しかし、このためには組織内のさまざまな人間に働きかけなければいけないので、一筋縄ではいかないことが多くあります。

たとえば、上司からのセクハラで悩んでいる女性会社員からの相談を受けた場合。

本人の話を聞き出し、必要な言葉をかけるためのカウンセリングを行うだけではなかなか問題は解決できません。

周囲の人からも話を聞かなければセクハラの実態がわからないこともありますし、本人の心の傷が深ければ休職や配置転換ができないかどうか、人事担当者や産業医も交えて対策を考えなければいけないこともあります。

もちろん、セクハラ行為を行ったとされる上司本人からも話を聞く必要があるでしょう。

このように多くの人に働きかけて事情を調査するなかでは、話に食い違いがあったり保身のために嘘をつく人間がいたりとさまざまなことが起こります。

ときには組織ぐるみで問題を隠蔽しようとするような悪質なこともあり、産業カウンセラーの立場としては非常に判断が難しい状況になることもあるのです。

いつも正義感を貫きながら、臨機応変に判断して相談者に寄り添うことが求められるので、気苦労も多い職業です。

救えなかったときの苦悩

産業カウンセラーにとって一番つらいのは、「悩んでいる人を救えなかったとき」です。

相談者のなかには、メンタルヘルスの問題から出社拒否をしている人や自殺願望がある人もいます。

あるいは組織内でのキャリアの形成がうまくいかずに、不本意ながらも退職をしようかと悩んでいる人もいます。

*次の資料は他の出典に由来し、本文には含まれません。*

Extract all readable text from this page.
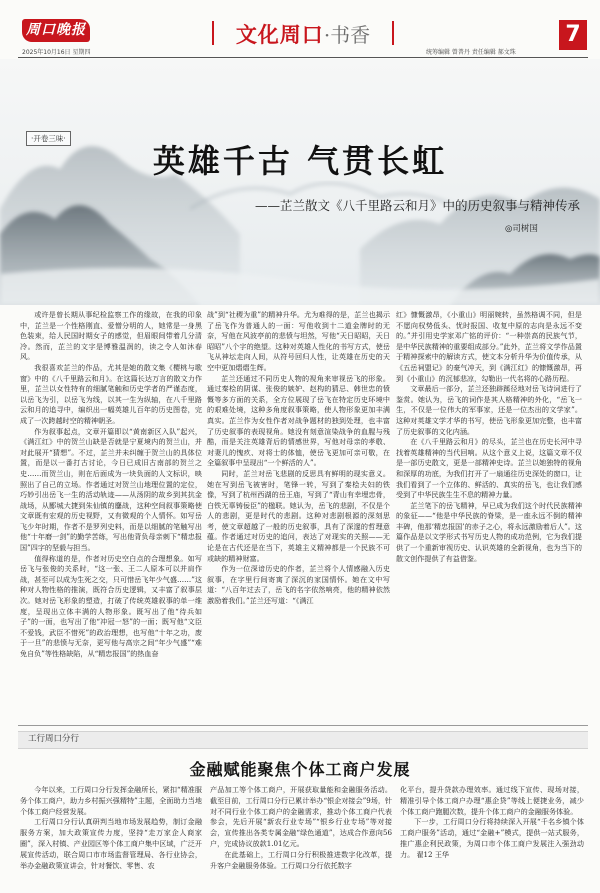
周口晚报
2025年10月16日 星期四
文化周口·书香	7
统筹编辑 曾普丹 责任编辑 郝文珠
·开卷三味·
英雄千古 气贯长虹
——芷兰散文《八千里路云和月》中的历史叙事与精神传承
◎司树国

或许是曾长期从事纪检监察工作的缘故，在我的印象中，芷兰是一个性格刚直、爱憎分明的人，她常是一身黑色装束，给人民国时期女子的感觉，但眉眼间带着几分清冷。然而，芷兰的文字是博雅温润的，读之令人如沐春风。

我很喜欢芷兰的作品，尤其是她的散文集《樱桃与歌窗》中的《八千里路云和月》。在这篇长达万言的散文力作里，芷兰以女性特有的细腻笔触和历史学者的严谨态度，以岳飞为引，以岳飞为线，以其一生为纵轴，在八千里路云和月的追寻中，编织出一幅英雄儿百年的历史图卷，完成了一次跨越时空的精神朝圣。

作为叙事起点，文章开篇即以“黄南新区入队”起兴，《满江红》中的贺兰山缺是否就是宁夏境内的贺兰山，并对此展开“猜想”。不过，芷兰并未纠缠于贺兰山的具体位置，而是以一番打古讨论，今日已成旧古南部的贺兰之史……而贺兰山，则在后面成为一块负面的人文标识，映照出了自己的立场。作者通过对贺兰山地理位置的定位，巧妙引出岳飞一生的活动轨迹——从汤阴的故乡到其抗金战场，从郾城大捷到朱仙镇的鏖战，这种空间叙事策略使文章既有宏观的历史视野，又有微观的个人情怀。如写岳飞少年时期，作者不是罗列史料，而是以细腻的笔触写出他“十年磨一剑”的勤学苦练，写出他背负母亲刺下“精忠报国”四字的坚毅与担当。

值得称道的是，作者对历史空白点的合理想象。如写岳飞与张俊的关系时，“这一张、王二人原本可以并肩作战，甚至可以成为生死之交，只可惜岳飞年少气盛……”这种对人物性格的推演，既符合历史逻辑，又丰富了叙事层次。她对岳飞形象的塑造，打破了传统英雄叙事的单一维度，呈现出立体丰满的人物形象。既写出了他“待兵如子”的一面，也写出了他“冲冠一怒”的一面；既写他“文臣不爱钱，武臣不惜死”的政治理想，也写他“十年之功，废于一旦”的悲愤与无奈，更写他与高宗之间“年少气盛”“难免自负”等性格缺陷，从“精忠报国”的热血奋

战”到“社稷为重”的精神升华。尤为难得的是，芷兰也揭示了岳飞作为普通人的一面：写他收到十二道金牌时的无奈，写他在风波亭前的悲愤与坦然，写他“天日昭昭，天日昭昭”八个字的绝望。这种对英雄人性化的书写方式，使岳飞从神坛走向人间，从符号回归人性，让英雄在历史的天空中更加熠熠生辉。

芷兰还通过不同历史人物的视角来审视岳飞的形象。通过秦桧的阴谋、张俊的嫉妒、赵构的猜忌、韩世忠的愤慨等多方面的关系，全方位展现了岳飞在特定历史环境中的艰难处境，这种多角度叙事策略，使人物形象更加丰满真实。芷兰作为女性作者对战争题材的独到处理，也丰富了历史叙事的表现视角。她没有刻意渲染战争的血腥与残酷，而是关注英雄背后的情感世界，写他对母亲的孝敬、对妻儿的愧疚、对将士的体恤，使岳飞更加可亲可敬，在全篇叙事中呈现出“一个鲜活的人”。

同时，芷兰对岳飞悲剧的反思具有鲜明的现实意义。她在写到岳飞被害时，笔锋一转，写到了秦桧夫妇的铁像，写到了杭州西湖的岳王庙，写到了“青山有幸埋忠骨，白铁无辜铸佞臣”的楹联。她认为，岳飞的悲剧，不仅是个人的悲剧，更是时代的悲剧。这种对悲剧根源的深刻思考，使文章超越了一般的历史叙事，具有了深邃的哲理意蕴。作者通过对历史的追问，表达了对现实的关照——无论是在古代还是在当下，英雄主义精神都是一个民族不可或缺的精神财富。

作为一位深谙历史的作者，芷兰将个人情感融入历史叙事，在字里行间寄寓了深沉的家国情怀。她在文中写道：“八百年过去了，岳飞的名字依然响亮，他的精神依然激励着我们。”芷兰还写道：“《满江

红》慷慨激昂，《小重山》明丽婉转，虽然格调不同，但是不愿向权势低头、忧时报国、收复中原的志向是永远不变的。”并引用史学家邓广铭的评价：“一种崇高的民族气节，是中华民族精神的重要组成部分。”此外，芷兰将文学作品置于精神探索中的解读方式，使文本分析升华为价值传承，从《五岳祠盟记》的豪气冲天，到《满江红》的慷慨激昂，再到《小重山》的沉郁悲凉，勾勒出一代名将的心路历程。

文章最后一部分，芷兰还独辟蹊径地对岳飞诗词进行了鉴赏。她认为，岳飞的词作是其人格精神的外化，“岳飞一生，不仅是一位伟大的军事家，还是一位杰出的文学家”。这种对英雄文学才华的书写，使岳飞形象更加完整，也丰富了历史叙事的文化内涵。

在《八千里路云和月》的尽头，芷兰也在历史长河中寻找着英雄精神的当代回响。从这个意义上说，这篇文章不仅是一部历史散文，更是一部精神史诗。芷兰以她独特的视角和深厚的功底，为我们打开了一扇通往历史深处的窗口，让我们看到了一个立体的、鲜活的、真实的岳飞，也让我们感受到了中华民族生生不息的精神力量。

芷兰笔下的岳飞精神，早已成为我们这个时代民族精神的象征——“他是中华民族的脊梁，是一座永远不倒的精神丰碑，他那‘精忠报国’的赤子之心，将永远激励着后人”。这篇作品是以文学形式书写历史人物的成功范例，它为我们提供了一个重新审视历史、认识英雄的全新视角，也为当下的散文创作提供了有益借鉴。

工行周口分行
金融赋能聚焦个体工商户发展

今年以来，工行周口分行发挥金融所长，紧扣“精准服务个体工商户，助力乡村振兴强精特”主题，全面助力当地个体工商户经营发展。

工行周口分行认真研判当地市场发展趋势，制订金融服务方案，加大政策宣传力度，坚持“走万家企人商家圈”，深入村镇、产业园区等个体工商户集中区域，广泛开展宣传活动，联合周口市市场监督管理局、各行业协会，举办金融政策宣讲会，针对餐饮、零售、农

产品加工等个体工商户，开展获取量能和金融服务活动。截至目前，工行周口分行已累计举办“银企对接会”9场，针对不同行业个体工商户的金融需求，推动个体工商户代表参会，先后开展“新农行业专场”“银乡行业专场”等对接会，宣传推出各类专属金融“绿色通道”，达成合作意向56户，完成协议放款1.01亿元。

在此基础上，工行周口分行积极推进数字化改革，提升客户金融服务体验。工行周口分行依托数字

化平台，提升贷款办理效率。通过线下宣传、现场对接，精准引导个体工商户办理“惠企贷”等线上便捷业务，减少个体工商户跑腿次数，提升个体工商户的金融服务体验。

下一步，工行周口分行将持续深入开展“千名乡镇个体工商户服务”活动，通过“金融+”模式，提供一站式服务，推广惠企利民政策，为周口市个体工商户发展注入强劲动力。 翟12 王华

産業カウンセラーとしては相談者がもう一度生き生きと働けるようにさまざまな手段で向き合うことになりますが、いつも思い通りの結果になるとは限りません。

心の病が進行してしまって長期的に働けなくなったり、退社してしまったりというケースもあるのです。

自分を頼ってくれた人を救えなかったときの苦悩は大きく、これは産業カウンセラーならではの大変なことといってもよいでしょう。